Dopo il successo al cinema di Bohemian Rhapsody, il film che ripercorre i primi quindici anni di carriera dei Queen e che ha fatto guadagnare a Rami Malek l’Oscar come migliore attore protagonista per la sua interpretazione di Freddie Mercury, un altro biopic musicale sta facendo impazzire i fan del Rock in tutto il mondo: è The Dirt, disponibile su Netflix dal 22 marzo, racconto delle imprese musicali e non dei Mötley Cruë, la band Glam Metal più famosa (e famigerata) degli anni Ottanta.
Basato sul libro The Dirt. Confessioni della band più oltraggiosa del rock (uscito negli Stati Uniti nel 2001 e pubblicato in Italia da Tsunami Edizioni), nel quale i membri della band Tommy Lee, Mick Mars, Vince Neil e Nikki Sixx, assieme al giornalista del «New York Times» Neil Strauss, hanno raccontato tutta la loro storia, il film vede quattro veri e propri disadattati di Los Angeles, ognuno con un grave problema alle spalle, puntare tutto sulla musica e affrontare gli alti e bassi dello show business, tra tour mondiali, primi posti in classifica, dischi di platino, premi di ogni tipo ma anche sregolatezza sfrenata, risse, alcool e decadenza.

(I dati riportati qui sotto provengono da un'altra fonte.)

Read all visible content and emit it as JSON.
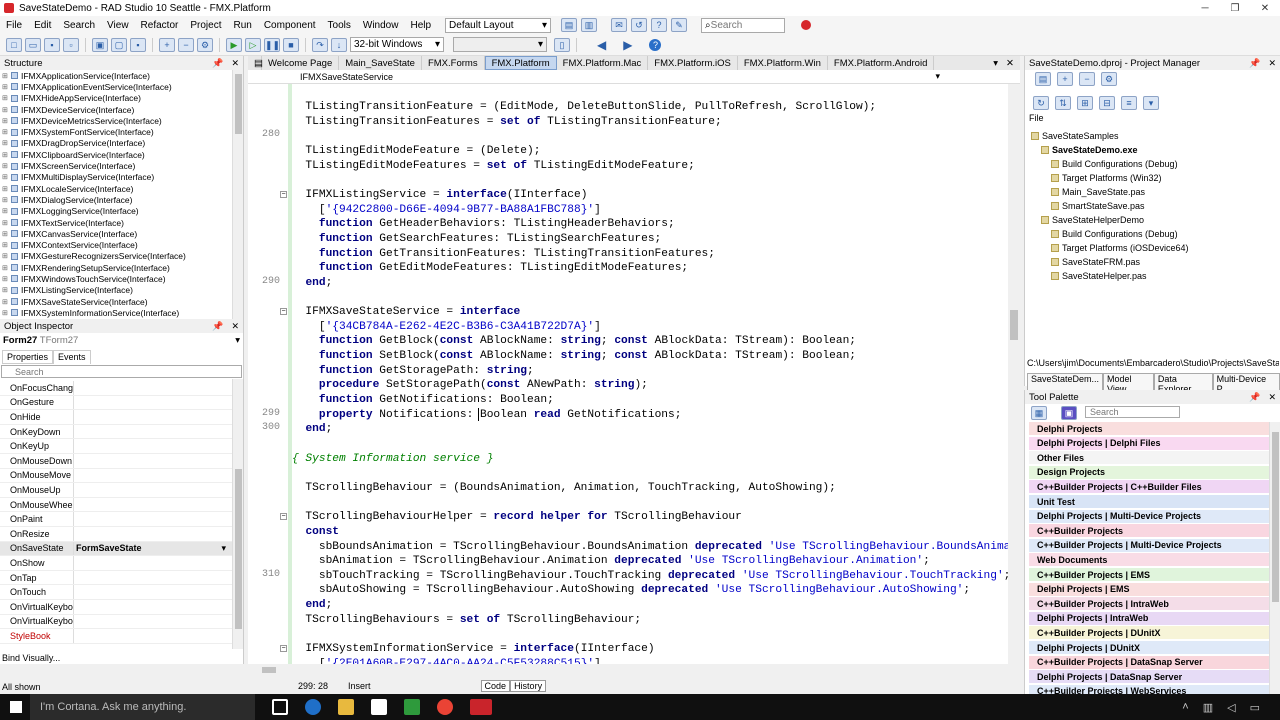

The Dirt è stato accolto tiepidamente dai critici cinematografici, ma, proprio come gli album dei Mötley Cruë, ha infiammato i cuori dei loro fan e degli appassionati di musica in generale, che non aspettavano altro che questo film venisse realizzato, dopo una gestazione lunga oltre un decennio. A conti fatti, in questa operazione i veri vincitori sono stati i Mötley Cruë stessi, i quali, grazie alla loro capacità narrativa, hanno saputo generare prima un libro di successo (The Dirt è stato a lungo un best seller del «New York Times» ), poi un album che ne è la trasposizione in musica (The Saints of Los Angeles) e infine un film visto in tutto il mondo. Quando si dice il potere della letteratura.